Davaar – islandeering distance 7.4km (ascent 437m)
Davaar is another island accessed by a 30-minute walk across a tidal sand and pebble causeway.
It lies just off Campbeltown on the Kintyre peninsula, with views to Arran in the north east and the Ayrshire coast to the south.
The island has a permanently occupied lighthouse and a few holiday lets but is otherwise sparsely populated.
One of its more unusual attractions is a sea cave with a painting of the Crucifixion inside.
The painting was discovered in 1887 by a local fisherman and frenzied speculation ensued about how it had got there.
The mystery artist, local art teacher Archibald MacKinnon, kept his secret for 47 years before revealing he was behind it.
Eilean Shona – islandeering distance 22km (ascent 890m)
Eilean Shona, which nestles in the entrance to Loch Moidart on the west coast of Scotland, is a “magical place”, according to Lisa Drewe.
Peter Pan writer JM Barrie used the island as a summer holiday retreat for himself and his foster sons in the 1920s and it is thought it was here that he wrote a screenplay for the 1924 film adaptation of his famous work.
“You can almost feel some of those mythical characters moving around in the woods,” Lisa says.
The island is now owned by Vanessa Branson, sister of billionaire entrepreneur Richard Branson.
Lisa says that, once on the island, you immediately sense that island is being cared for.
The “unspoilt” island has a permanent population of two but there are some restored cottage for visitors.
South Walls – islandeering distance 18.9km (ascent 200m)

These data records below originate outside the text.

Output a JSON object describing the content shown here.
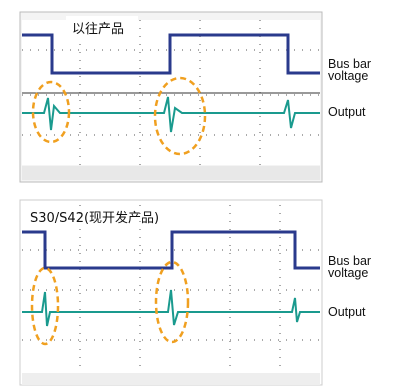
{
  "top": {
    "title": "以往产品",
    "labels": [
      "Bus bar",
      "voltage",
      "Output"
    ]
  },
  "bottom": {
    "title": "S30/S42(现开发产品)",
    "labels": [
      "Bus bar",
      "voltage",
      "Output"
    ]
  }
}
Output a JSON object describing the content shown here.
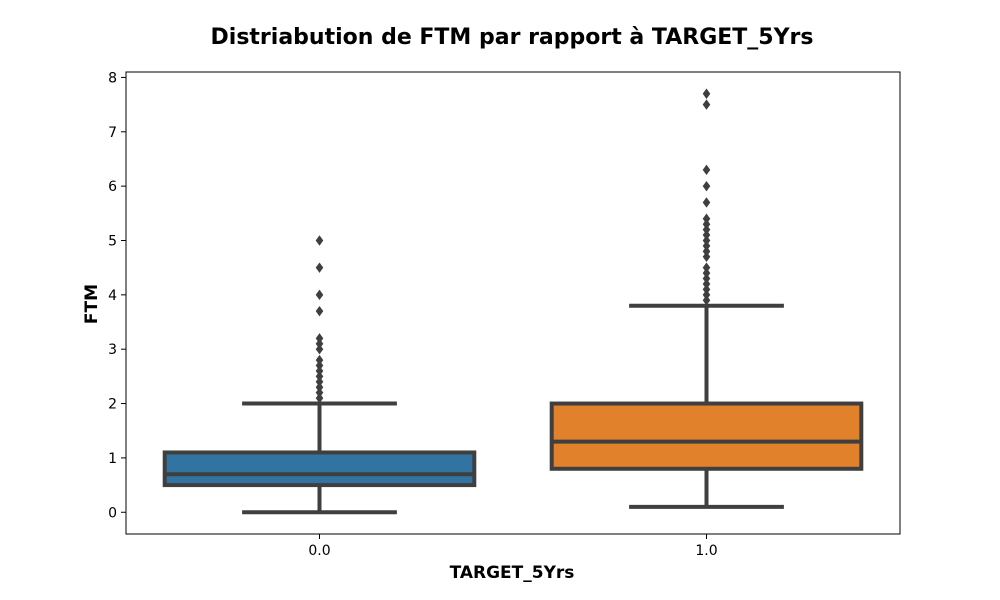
{
  "chart_data": {
    "type": "box",
    "title": "Distriabution de FTM par rapport à TARGET_5Yrs",
    "xlabel": "TARGET_5Yrs",
    "ylabel": "FTM",
    "ylim": [
      -0.4,
      8.1
    ],
    "yticks": [
      0,
      1,
      2,
      3,
      4,
      5,
      6,
      7,
      8
    ],
    "categories": [
      "0.0",
      "1.0"
    ],
    "grid": false,
    "legend": "none",
    "boxes": [
      {
        "category": "0.0",
        "color": "#3274a1",
        "whisker_low": 0.0,
        "q1": 0.5,
        "median": 0.7,
        "q3": 1.1,
        "whisker_high": 2.0,
        "outliers": [
          2.1,
          2.2,
          2.3,
          2.4,
          2.5,
          2.6,
          2.7,
          2.8,
          3.0,
          3.1,
          3.2,
          3.7,
          4.0,
          4.5,
          5.0
        ]
      },
      {
        "category": "1.0",
        "color": "#e1812c",
        "whisker_low": 0.1,
        "q1": 0.8,
        "median": 1.3,
        "q3": 2.0,
        "whisker_high": 3.8,
        "outliers": [
          3.9,
          4.0,
          4.1,
          4.2,
          4.3,
          4.4,
          4.5,
          4.7,
          4.8,
          4.9,
          5.0,
          5.1,
          5.2,
          5.3,
          5.4,
          5.7,
          6.0,
          6.3,
          7.5,
          7.7
        ]
      }
    ]
  }
}
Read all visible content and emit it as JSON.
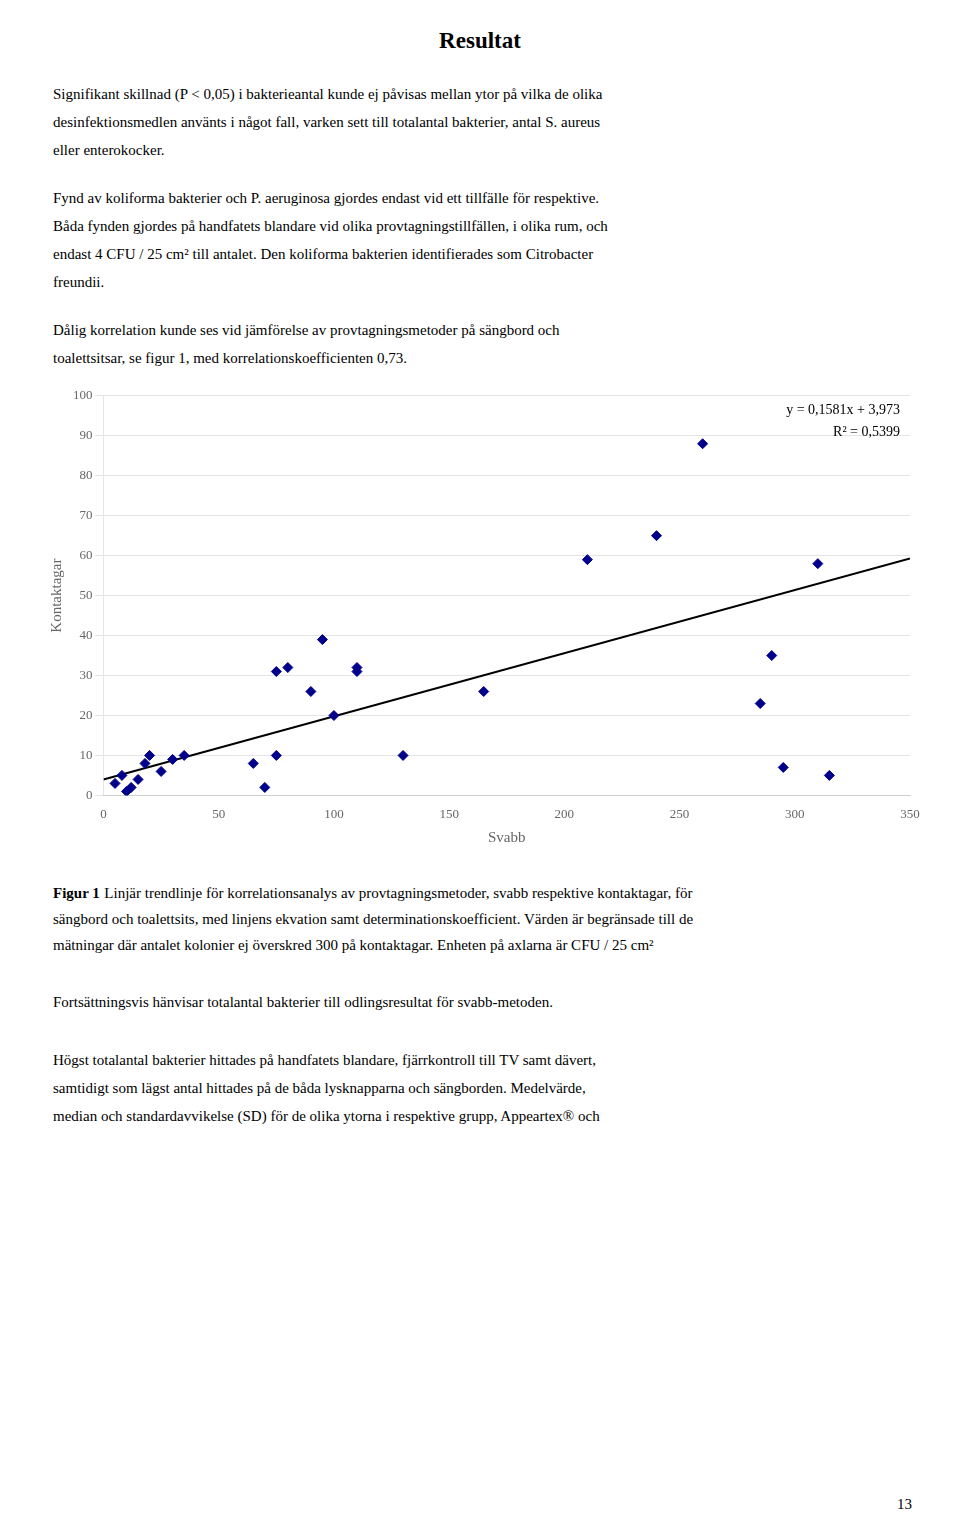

In the Orkney archipelago, the island of Hoy is popular with tourists but few make it to South Walls, which is joined to it by a causeway built on top of sandbanks.
The island’s small population is concentrated at Longhope, with a scattering of houses in the low-lying north.
The south of the island is wild and remote, Lisa says, with some “incredible geological features”.
She says the huge, collapsed sea caves, called gloups, are spectacular.
“When you look down them you get vertigo and at the bottom you can hear the sea sucking and gurgling below,” she says.
Lisa says: “During high seas they become magnificent blowholes and seeing spray blasted out of their tops is quite a surreal experience when walking towards them on the cliff.”